/github_repo_analysis

This is a REST API which can generate some committer related stats for any given github.com repo.

Primary LanguagePython

Tests

committer-classification

Copyright (C) 2022 Himanshu Vijay

What is this project ?

This is a REST API which can generate some committer related stats for any given github.com repo.

Pre-requisites

Running locally

  • Ports 80, 8888, 8080 need to be free.
    • If they aren't change the left hand side port(s) in docker-compose.yml on lines 15, 22, 39. Eg. If your port 80 isn't free then change line 22 to something like 9000:80
  • make run
    • Note: It may take up to 5 mins the first time.
    • Wait for about a minute. The REST API is the last one to start.
$ make run
. ./run.sh && run_api

Use 'docker scan' to run Snyk tests against images to find vulnerabilities and learn how to fix them
[+] Running 5/5
 ⠿ Network committer-classification_default  Created                                                                                                                                 0.1s
 ⠿ Container repo-analysis-db                Healthy                                                                                                                                 3.2s
 ⠿ Container repo-analysis-db-admin-console  Healthy                                                                                                                                 3.0s
 ⠿ Container repo-analysis-rest-api          Healthy                                                                                                                                 3.0s
 ⠿ Container repo-analysis-notebook          Healthy                                                                                                                                17.8s
DB admin console started
REST API started
Jupyter Notebook started
DB Admin Console: http://localhost:8080/?server=db&username=root&db=repo_analysis
REST API Swagger: http://localhost:80/repo-analysis/api/docs
Jupyter Notebook: http://127.0.0.1:8888/lab?token=notoken 

nb_cell_click

nb_url

nb_loc

nb_freq

Cleanup

  • make stop

How does it work ?

The REST API pulls down the git repo from github.com, runs some git commands to get commit related data, then generates some stats from which it tries to come up with a score per committer. Jupyter Notebook is used to visualize the stats. MySQL is used to store data. All components are docker containers.

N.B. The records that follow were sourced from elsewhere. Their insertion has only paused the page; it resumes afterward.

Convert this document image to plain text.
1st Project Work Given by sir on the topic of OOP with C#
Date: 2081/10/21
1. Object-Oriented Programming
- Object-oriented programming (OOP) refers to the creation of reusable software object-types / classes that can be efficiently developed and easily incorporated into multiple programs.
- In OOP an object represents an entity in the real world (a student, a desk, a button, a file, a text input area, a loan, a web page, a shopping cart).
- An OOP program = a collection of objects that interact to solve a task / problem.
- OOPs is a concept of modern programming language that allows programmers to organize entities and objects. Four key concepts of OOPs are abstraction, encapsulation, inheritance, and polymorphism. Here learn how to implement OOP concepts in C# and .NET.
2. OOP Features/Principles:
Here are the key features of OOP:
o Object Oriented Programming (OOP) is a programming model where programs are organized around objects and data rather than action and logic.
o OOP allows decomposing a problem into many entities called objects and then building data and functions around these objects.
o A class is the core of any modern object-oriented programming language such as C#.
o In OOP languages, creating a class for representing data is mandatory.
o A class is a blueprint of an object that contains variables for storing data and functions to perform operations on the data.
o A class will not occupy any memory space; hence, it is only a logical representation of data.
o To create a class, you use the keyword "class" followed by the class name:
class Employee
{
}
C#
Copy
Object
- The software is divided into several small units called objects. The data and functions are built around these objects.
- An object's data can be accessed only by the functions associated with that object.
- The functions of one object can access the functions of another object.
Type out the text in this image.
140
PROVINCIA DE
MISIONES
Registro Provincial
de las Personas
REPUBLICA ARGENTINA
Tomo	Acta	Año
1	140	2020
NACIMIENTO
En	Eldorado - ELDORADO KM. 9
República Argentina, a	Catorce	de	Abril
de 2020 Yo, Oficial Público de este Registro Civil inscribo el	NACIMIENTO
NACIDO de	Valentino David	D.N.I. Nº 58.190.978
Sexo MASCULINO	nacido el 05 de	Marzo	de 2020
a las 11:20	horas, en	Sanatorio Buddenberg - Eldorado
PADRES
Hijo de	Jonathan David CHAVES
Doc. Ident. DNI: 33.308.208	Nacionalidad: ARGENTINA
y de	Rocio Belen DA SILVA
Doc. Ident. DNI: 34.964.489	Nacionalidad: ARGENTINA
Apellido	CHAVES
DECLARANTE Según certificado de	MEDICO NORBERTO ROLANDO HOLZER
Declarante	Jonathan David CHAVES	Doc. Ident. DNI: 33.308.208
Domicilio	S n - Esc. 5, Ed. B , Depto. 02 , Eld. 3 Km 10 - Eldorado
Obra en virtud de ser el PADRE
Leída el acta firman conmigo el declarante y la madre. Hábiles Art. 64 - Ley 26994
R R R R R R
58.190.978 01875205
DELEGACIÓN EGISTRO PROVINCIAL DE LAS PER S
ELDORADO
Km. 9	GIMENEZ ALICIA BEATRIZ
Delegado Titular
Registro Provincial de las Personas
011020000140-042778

All the caller needs to do is keep calling the API (like every 5-10 seconds) with the URL http://localhost/repo-analysis/api/analysis?repo_url=<repo_url> until it returns data.

repo_analysis_arch.jpg

Possible extensions

Vision is to gather metrics that can even give some loose idea about:

  • Who's contributed most code (in production) to a project ?
  • Who commits more consistently and frequently ? (i.e. follows code commit best practices)
  • Whose PRs generally have less turn around time ? (Gives a hint of the same as above.)
  • Who's most active in discussions ? This may not be most code contributor!
  • Who generally gives most constructive PR feedback/comments ?

Limitations

  1. Only analyzes last one year of commits.
  2. Need to remove outlier data eg. imagine if someone did only two commits in a year, but the commits were within two hours of each other. The current calculation will still give them a very high consistency score.
  3. Currently results are cached in DB forever. They'll need to be recomputed when more commits have happened on a repo.

TODOs for production readiness

  1. Add many more unit, api and integration tests.
  2. Add infrastructure-as-code for cloud based deployment eg. terraform logic, AWS CDK.
  3. Add monitoring and alerting.
  4. Add authentication to the REST API. All other security eg. for DB.
  5. Preferably create a HTML UI for visualization.
  6. Break the system down into more components to better scalability.
    • Break out each kind of analysis (loc, commit frequency) into a separate pipeline.
    • Most likely a queuing mechanism (like SQS) will be needed instead of an in-memory data structure.
  7. Code refactoring to break it further into more classes. More modularization and organization needed.
  8. Add support for multiple environments like dev, qa, pre-prod, prod.
  9. Try to use Github REST APIs instead of git commands so that don't need to checkout the repo. However that'll work for only github repos whereas the current implementation can be adapted for enterprise use as well.